Over the past 50 years, the Alamo Church has shown increasing evidence of accelerating rates of wall deterioration, despite preservation efforts. To properly assess the extent of this tricky problem, in September 2016, the Alamo’s professional conservator, Pam Jary Rosser, undertook a low-cost monitoring project. Black paper was laid out in four rooms to determine how much wall degradation was occurring monthly. Monitoring projects like this are vital to our understanding of how and why the Alamo is deteriorating – knowledge that then helps conservators like Pam preserve the Alamo better.
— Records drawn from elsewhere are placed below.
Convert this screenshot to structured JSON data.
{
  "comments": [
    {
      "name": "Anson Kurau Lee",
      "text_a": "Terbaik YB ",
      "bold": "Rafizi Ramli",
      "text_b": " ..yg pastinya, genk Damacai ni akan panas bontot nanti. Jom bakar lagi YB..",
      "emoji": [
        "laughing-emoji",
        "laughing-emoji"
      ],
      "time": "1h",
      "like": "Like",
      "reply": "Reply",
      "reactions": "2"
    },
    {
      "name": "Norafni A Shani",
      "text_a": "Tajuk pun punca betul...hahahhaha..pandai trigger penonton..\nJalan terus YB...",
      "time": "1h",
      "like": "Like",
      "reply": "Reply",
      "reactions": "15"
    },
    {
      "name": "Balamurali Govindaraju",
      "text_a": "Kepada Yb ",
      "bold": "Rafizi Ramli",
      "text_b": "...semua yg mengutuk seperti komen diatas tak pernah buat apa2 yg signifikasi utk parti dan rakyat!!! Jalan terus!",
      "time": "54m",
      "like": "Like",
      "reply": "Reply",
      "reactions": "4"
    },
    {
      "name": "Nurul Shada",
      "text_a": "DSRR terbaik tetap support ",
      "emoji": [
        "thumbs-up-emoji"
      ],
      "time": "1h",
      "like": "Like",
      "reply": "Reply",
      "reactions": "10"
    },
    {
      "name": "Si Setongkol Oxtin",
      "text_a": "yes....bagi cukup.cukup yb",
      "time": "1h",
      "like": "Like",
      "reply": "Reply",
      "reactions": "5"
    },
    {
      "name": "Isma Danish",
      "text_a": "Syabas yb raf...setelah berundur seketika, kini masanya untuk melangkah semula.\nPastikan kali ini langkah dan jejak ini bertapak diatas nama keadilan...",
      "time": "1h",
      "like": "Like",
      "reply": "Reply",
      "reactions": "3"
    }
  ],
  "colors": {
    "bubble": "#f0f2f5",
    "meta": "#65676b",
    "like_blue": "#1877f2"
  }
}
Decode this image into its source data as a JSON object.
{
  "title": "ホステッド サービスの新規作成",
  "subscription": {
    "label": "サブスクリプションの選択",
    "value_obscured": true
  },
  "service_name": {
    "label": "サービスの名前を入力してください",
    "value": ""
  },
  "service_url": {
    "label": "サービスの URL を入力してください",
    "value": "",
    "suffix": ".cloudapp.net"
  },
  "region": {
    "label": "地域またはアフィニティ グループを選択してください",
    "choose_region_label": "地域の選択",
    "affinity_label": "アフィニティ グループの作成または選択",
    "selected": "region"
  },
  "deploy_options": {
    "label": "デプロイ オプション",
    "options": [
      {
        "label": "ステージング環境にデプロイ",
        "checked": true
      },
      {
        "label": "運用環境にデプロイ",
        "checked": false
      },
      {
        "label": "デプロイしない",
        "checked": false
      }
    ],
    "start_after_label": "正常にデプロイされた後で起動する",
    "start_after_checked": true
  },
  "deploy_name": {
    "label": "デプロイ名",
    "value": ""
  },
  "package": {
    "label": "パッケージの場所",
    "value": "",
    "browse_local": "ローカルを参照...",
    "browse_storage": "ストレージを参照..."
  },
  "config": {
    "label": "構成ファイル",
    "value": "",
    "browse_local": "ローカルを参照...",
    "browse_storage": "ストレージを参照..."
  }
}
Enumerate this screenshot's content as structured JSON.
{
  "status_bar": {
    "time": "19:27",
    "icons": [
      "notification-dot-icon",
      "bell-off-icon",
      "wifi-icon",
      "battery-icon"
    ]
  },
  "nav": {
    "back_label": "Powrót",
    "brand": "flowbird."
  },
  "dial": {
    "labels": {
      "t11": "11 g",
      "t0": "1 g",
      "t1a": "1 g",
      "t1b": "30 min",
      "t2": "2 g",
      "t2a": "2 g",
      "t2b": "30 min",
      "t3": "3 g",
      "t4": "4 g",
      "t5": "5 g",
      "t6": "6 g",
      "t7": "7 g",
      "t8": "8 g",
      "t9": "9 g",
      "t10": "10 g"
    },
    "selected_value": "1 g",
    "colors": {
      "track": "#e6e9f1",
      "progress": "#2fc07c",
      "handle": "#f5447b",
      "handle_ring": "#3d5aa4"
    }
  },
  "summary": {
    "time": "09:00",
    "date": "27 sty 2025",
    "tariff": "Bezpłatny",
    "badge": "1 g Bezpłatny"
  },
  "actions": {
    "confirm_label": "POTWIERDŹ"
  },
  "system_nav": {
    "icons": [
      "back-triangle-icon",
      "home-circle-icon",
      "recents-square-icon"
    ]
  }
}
A Simple But Ingenious Method

Black paper on the floor on the Alamo Confessional catches fragments of limestone from the walls.

On September 1, 2016 black butcher paper measuring 15” wide was laid out around the perimeter interior walls of the Confessional, Baptistery, Monk’s Burial Ground and Sacristy of the Alamo Church. Dated photographs of the black paper in each room were collected monthly. 

Limestone wall loss accumulating on black paper inside the Baptismal.
Wall loss is collected at the Alamo in clear, named plastic bags.
Photo documentation of wall loss inside the Confessional.

The existing wall surface (6’ to floor) was assessed inch by inch to determine which stone and mortar areas were friable (at risk of further degradation) and which were stable. 

Project Results

A thorough written and photographic documentation was compiled and the weight of the wall deterioration calculated. In 600 days the total amount of wall loss collected from all four rooms was over 64 pounds.

As a result of this project, conservators now know that the Alamo Church’s walls are deteriorating daily. This degree of wall loss is a very serious matter. But thankfully, this project has provided essential evidence of the wall deterioration and will help preserve the Alamo Church long term.